Megan Fox and Machine Gun Kelly frequently make headlines for the unusual choices they’ve made during their relationship. Fox raised eyebrows yet again when she revealed to an E! reporter at the red carpet for the premiere of MGK’s documentary Life in Pink that while they were dating she asked him whether or not he was breastfed as an infant.
While not quite as commonly used as, “What’s your sign?” Fox explains that her reasons for asking were similar, calling “Were you breastfed by your mother?” a “great question.”
“It has a lot to do with your psychology and your temperament,” she continued. “So I ask things like that.”
When getting to know her suitors, she said, she likes to “go deep right away.”
“If you know me and I know you, it’s impossible for me to not know almost everything about you,” she told E!.
While some people might be scared away by this promise, MGK seems to have responded positively. The pair announced their engagement in January via an Instagram post — in which they claimed to drink each other’s blood to mark the occasion.
Fox shares sons Noah, 10, Bodhi, 8, and Journey, 5, with ex Brian Austin Green, and has spoken about breastfeeding her own children.
But is there evidence to support Fox’s theory? Do our parents’ feeding choices influence our adult personalities?
There is an abundance of research about the benefits of breastfeeding for the physical health of both the baby and the person doing the nursing, but less regarding its psychological impact over the long term. How to feed the baby is but one of the hundreds of decisions that parents make, and each of these choices impacts a child to some degree, making it a challenge to determine which cause leads to a particular effect.
To Fox’s credit, there is some research showing a correlation between infant breastfeeding and adult personality.
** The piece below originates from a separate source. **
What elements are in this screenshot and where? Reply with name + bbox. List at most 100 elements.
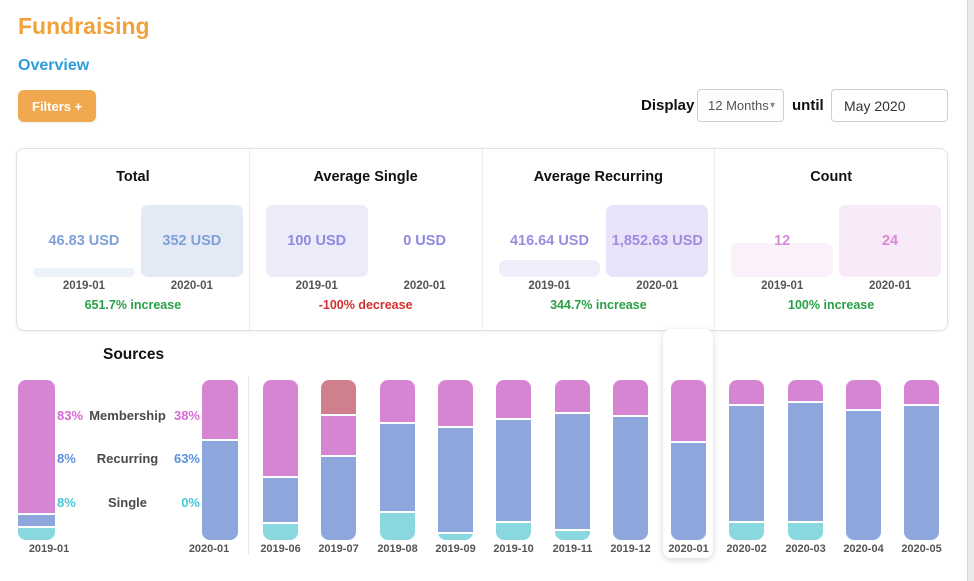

A study whose results were published in the European Journal of Personality in 2016 found that adults who had been breastfed as infants scored lower on measures of “neuroticism, anxiety, and hostility and higher in openness and optimism than those not breastfed.” The authors also reference earlier studies that found lower psychological distress and hostility-related traits in adults who were breastfed as infants.
Interestingly, when researchers looked at the duration of breastfeeding, the highest levels of neuroticism were found in people who were never breastfed, but also in those who were breastfed for more than 2 years. In other words, you can blame your mother for your neuroses whether she didn’t breastfeed you enough, or if she breastfed you too much.
Of course, it’s possible to lovingly and attentively respond to a baby’s cries with a bottle, and for breastfeeding parents to be unresponsive to other needs that their child has. Then there is the small matter of how everything that has happens to us in the years following shapes the person we become.
At the end of the day, this might be one of those questions that says more about the person doing the asking than the person being asked.